The chart also shows a range of outcomes for FY21. The low case is the bathtub recovery case: Net New ARR again grows at 15% to $7M and ARR growth slows to 43%. The high case is complete re-acceleration to 100% year-on-year Net New ARR growth of $12M. Of note, even in this case the Closing ARR growth rate is 75%, and Closing ARR is $28M down from $40M in the pre-COVID world.
Going into the budget process, every COVID-impacted company needs to figure out whether re-acceleration is even possible and, if so, what it will take to get it started.
Is Re-acceleration Possible?
Is the business environment and market for enterprise software picking up enough that it is even realistic to try for re-acceleration? The answer here is a qualified yes. I am done with weighting people’s opinions about this issue as being of any value — and so are most CEOs, having listened to the “end of the world” twaddle in March followed by the “Digital Transformation is making everything great” euphoria in June.
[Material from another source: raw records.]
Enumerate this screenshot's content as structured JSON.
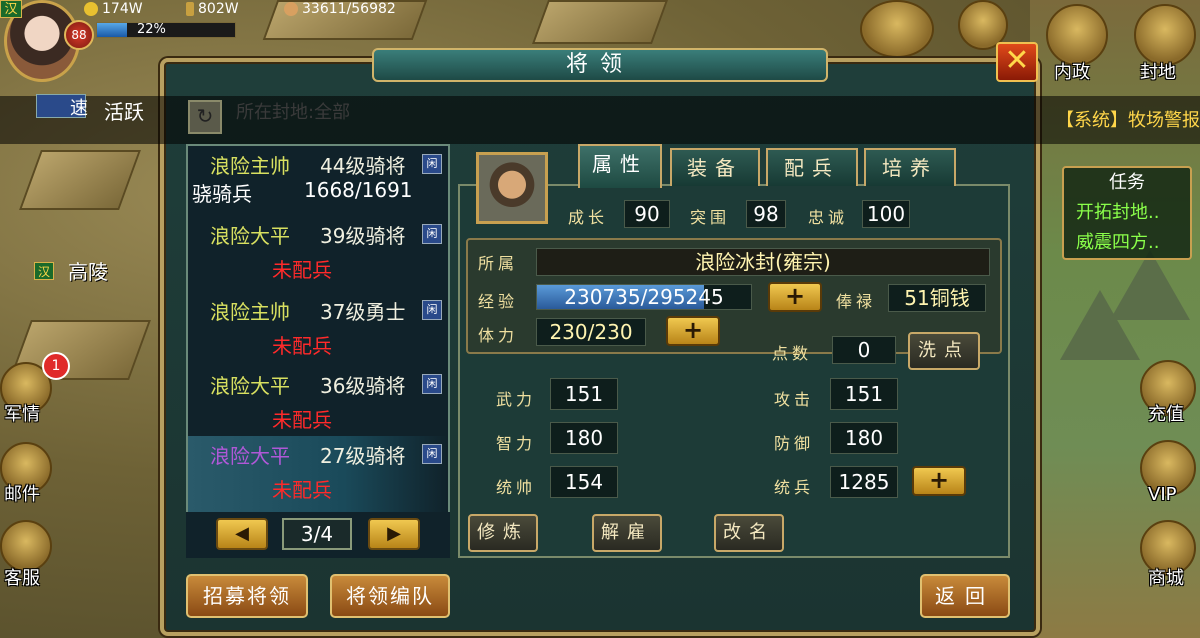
{
  "hud": {
    "nation": "汉",
    "level": "88",
    "gold": "174W",
    "food": "802W",
    "population": "33611/56982",
    "exp_percent": "22%",
    "active_label": "活跃",
    "guild_label": "速"
  },
  "map": {
    "city_label": "高陵",
    "city_flag": "汉"
  },
  "top_buttons": [
    {
      "label": "内政"
    },
    {
      "label": "封地"
    }
  ],
  "left_buttons": [
    {
      "label": "军情",
      "badge": "1"
    },
    {
      "label": "邮件"
    },
    {
      "label": "客服"
    }
  ],
  "right_buttons": [
    {
      "label": "充值"
    },
    {
      "label": "VIP"
    },
    {
      "label": "商城"
    }
  ],
  "system_banner": "【系统】牧场警报",
  "tasks": {
    "title": "任务",
    "items": [
      "开拓封地..",
      "威震四方.."
    ]
  },
  "dialog": {
    "title": "将领",
    "close": "✕",
    "filter_label": "所在封地:全部",
    "generals": [
      {
        "name": "浪险主帅",
        "level": "44级骑将",
        "lock": "闲",
        "troop_type": "骁骑兵",
        "troop_count": "1668/1691"
      },
      {
        "name": "浪险大平",
        "level": "39级骑将",
        "lock": "闲",
        "troop": "未配兵"
      },
      {
        "name": "浪险主帅",
        "level": "37级勇士",
        "lock": "闲",
        "troop": "未配兵"
      },
      {
        "name": "浪险大平",
        "level": "36级骑将",
        "lock": "闲",
        "troop": "未配兵"
      },
      {
        "name": "浪险大平",
        "level": "27级骑将",
        "lock": "闲",
        "troop": "未配兵"
      }
    ],
    "page": "3/4",
    "prev": "◀",
    "next": "▶",
    "tabs": [
      "属性",
      "装备",
      "配兵",
      "培养"
    ],
    "growth_label": "成长",
    "growth": "90",
    "breakout_label": "突围",
    "breakout": "98",
    "loyalty_label": "忠诚",
    "loyalty": "100",
    "affiliation_label": "所属",
    "affiliation": "浪险冰封(雍宗)",
    "exp_label": "经验",
    "exp": "230735/295245",
    "exp_ratio": 0.78,
    "salary_label": "俸禄",
    "salary": "51铜钱",
    "stamina_label": "体力",
    "stamina": "230/230",
    "points_label": "点数",
    "points": "0",
    "reset_label": "洗点",
    "force_label": "武力",
    "force": "151",
    "intellect_label": "智力",
    "intellect": "180",
    "command_label": "统帅",
    "command": "154",
    "attack_label": "攻击",
    "attack": "151",
    "defense_label": "防御",
    "defense": "180",
    "troops_label": "统兵",
    "troops": "1285",
    "plus": "+",
    "train_label": "修炼",
    "dismiss_label": "解雇",
    "rename_label": "改名",
    "recruit_label": "招募将领",
    "formation_label": "将领编队",
    "back_label": "返回"
  }
}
Instead, let’s look at what we know to be true right now.
Our latest quarterly portfolio review shows a clear uptick in Q3. Two of the strongest signs of this pickup are:
- Year-on-year growth rates in Net New ARR have gone -13% in Q1, -15% in Q2, and +52% in Q3.
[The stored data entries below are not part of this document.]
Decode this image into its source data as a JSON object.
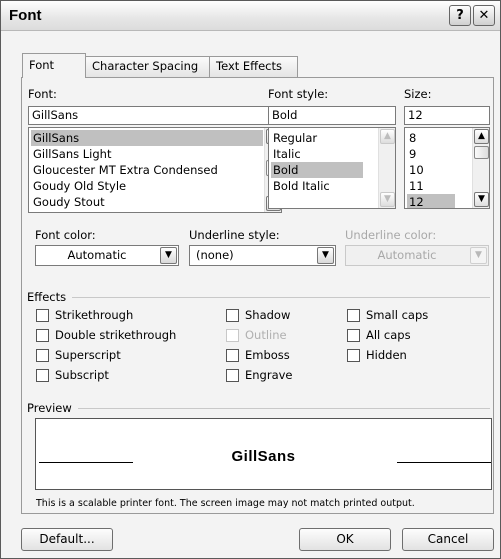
{
  "window": {
    "title": "Font",
    "help_glyph": "?",
    "close_glyph": "✕"
  },
  "tabs": [
    {
      "label": "Font",
      "mnemonic": "n"
    },
    {
      "label": "Character Spacing",
      "mnemonic": "r"
    },
    {
      "label": "Text Effects",
      "mnemonic": "x"
    }
  ],
  "font": {
    "label": "Font:",
    "value": "GillSans",
    "items": [
      "GillSans",
      "GillSans Light",
      "Gloucester MT Extra Condensed",
      "Goudy Old Style",
      "Goudy Stout"
    ],
    "selected_index": 0
  },
  "font_style": {
    "label": "Font style:",
    "value": "Bold",
    "items": [
      "Regular",
      "Italic",
      "Bold",
      "Bold Italic"
    ],
    "selected_index": 2
  },
  "size": {
    "label": "Size:",
    "value": "12",
    "items": [
      "8",
      "9",
      "10",
      "11",
      "12"
    ],
    "selected_index": 4
  },
  "font_color": {
    "label": "Font color:",
    "value": "Automatic"
  },
  "underline_style": {
    "label": "Underline style:",
    "value": "(none)"
  },
  "underline_color": {
    "label": "Underline color:",
    "value": "Automatic",
    "enabled": false
  },
  "effects": {
    "label": "Effects",
    "col1": [
      {
        "label": "Strikethrough",
        "checked": false,
        "enabled": true
      },
      {
        "label": "Double strikethrough",
        "checked": false,
        "enabled": true
      },
      {
        "label": "Superscript",
        "checked": false,
        "enabled": true
      },
      {
        "label": "Subscript",
        "checked": false,
        "enabled": true
      }
    ],
    "col2": [
      {
        "label": "Shadow",
        "checked": false,
        "enabled": true
      },
      {
        "label": "Outline",
        "checked": false,
        "enabled": false
      },
      {
        "label": "Emboss",
        "checked": false,
        "enabled": true
      },
      {
        "label": "Engrave",
        "checked": false,
        "enabled": true
      }
    ],
    "col3": [
      {
        "label": "Small caps",
        "checked": false,
        "enabled": true
      },
      {
        "label": "All caps",
        "checked": false,
        "enabled": true
      },
      {
        "label": "Hidden",
        "checked": false,
        "enabled": true
      }
    ]
  },
  "preview": {
    "label": "Preview",
    "sample_text": "GillSans",
    "note": "This is a scalable printer font. The screen image may not match printed output."
  },
  "buttons": {
    "default": "Default...",
    "ok": "OK",
    "cancel": "Cancel"
  },
  "icons": {
    "help": "help-icon",
    "close": "close-icon",
    "dropdown": "chevron-down-icon",
    "scroll_up": "chevron-up-icon",
    "scroll_down": "chevron-down-icon"
  },
  "colors": {
    "selection": "#c0c0c0",
    "dialog_bg": "#f3f3f3",
    "disabled_text": "#a8a8a8"
  }
}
- Net Dollar Retention turned positive in Q3 at 104%, up from 95% in Q2 and 98% in Q1.
Things are definitely getting better and, at least for now, these are hard facts.
Re-acceleration Requires a Significant Change in Tempo
Net New ARR is a very leveraged number and the growth rate of NNARR is an even more leveraged metric. Net New ARR captures all the “work” taking place. New customer additions, upsells, and churn are all reflected in this number without the smoothing out denominator effect that you see in growth rates of Total ARR. NNARR is like an amplifier in a power circuit, making painfully clear the impact of deceleration in a way that a Closing ARR growth rate does not.
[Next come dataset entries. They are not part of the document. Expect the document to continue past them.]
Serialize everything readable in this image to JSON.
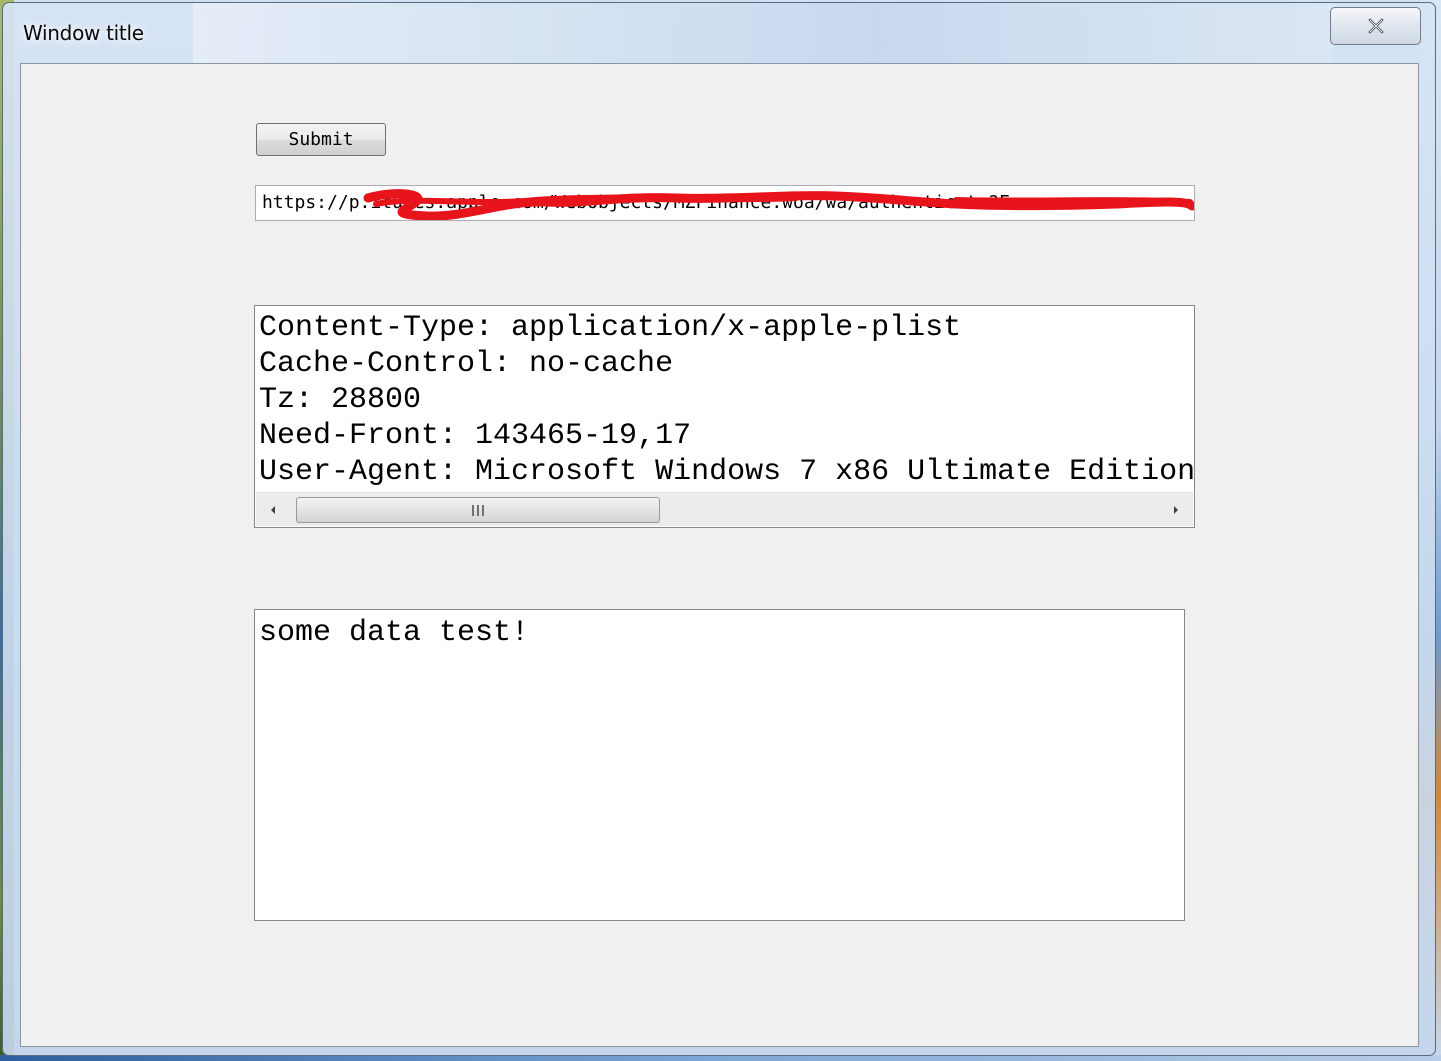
{
  "window": {
    "title": "Window title"
  },
  "form": {
    "submit_label": "Submit",
    "url_value": "https://p.itunes.apple.com/WebObjects/MZFinance.woa/wa/authenticate?F...",
    "headers_text": "Content-Type: application/x-apple-plist\nCache-Control: no-cache\nTz: 28800\nNeed-Front: 143465-19,17\nUser-Agent: Microsoft Windows 7 x86 Ultimate Edition",
    "data_text": "some data test!"
  },
  "icons": {
    "close": "close-icon",
    "scroll_left": "arrow-left-icon",
    "scroll_right": "arrow-right-icon",
    "scroll_grip": "grip-icon"
  },
  "colors": {
    "client_background": "#f0f0f0",
    "redaction": "#e8141c"
  }
}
Getting NNARR growth rates back up in 2021 will require a sustained increase in sales capacity and pipeline generation. Given the lag in most software businesses from rep hire to rep productivity, this means you need to start now to have any impact on FY21.
There is a “flywheel” dynamic to growth. The COVID-winner company also has to double Net New ARR in 2021 but it is coming off a year when it has already doubled so the process is just “do twice as much of everything”. Hired 2x reps last year? Hire 2x more this year. Doubled pipe last year? Double it again this year.
For a COVID-impacted company, the period from March to September has been about flatlining, reducing capacity, and seeking to achieve a revised-lower budget. Now, as part of the budget process for FY21, the team has to raise their sights and think again about growth. This is why we think re-acceleration will require a top-down-driven change in tempo to start the flywheel moving.
Re-acceleration and Risk
We have seen a convergence on profitability across our portfolio in 2020 YTD, with median operating margins in 2019 around -100% and now clustering around -60%. This has been driven primarily by a slowdown in OpEx growth as a COVID response. Re-acceleration will require some increase in burn and the specifics by company of when that is possible based on cash availability are beyond this post.
What we do believe is that for COVID-impacted companies that in Q3 saw market signals comparable to what we discussed above, if you have enough capital to take the risk, now is the time to start re-investing for growth.
Most companies are leaning that way. Early discussions across the portfolio point to about a mid point of about 60% Net New ARR growth for the year, up from 15% in 2020 but not back to doubling. The result is Closing ARR growth rate staying roughly flat at 60%-ish. We will report back as we see this evolve.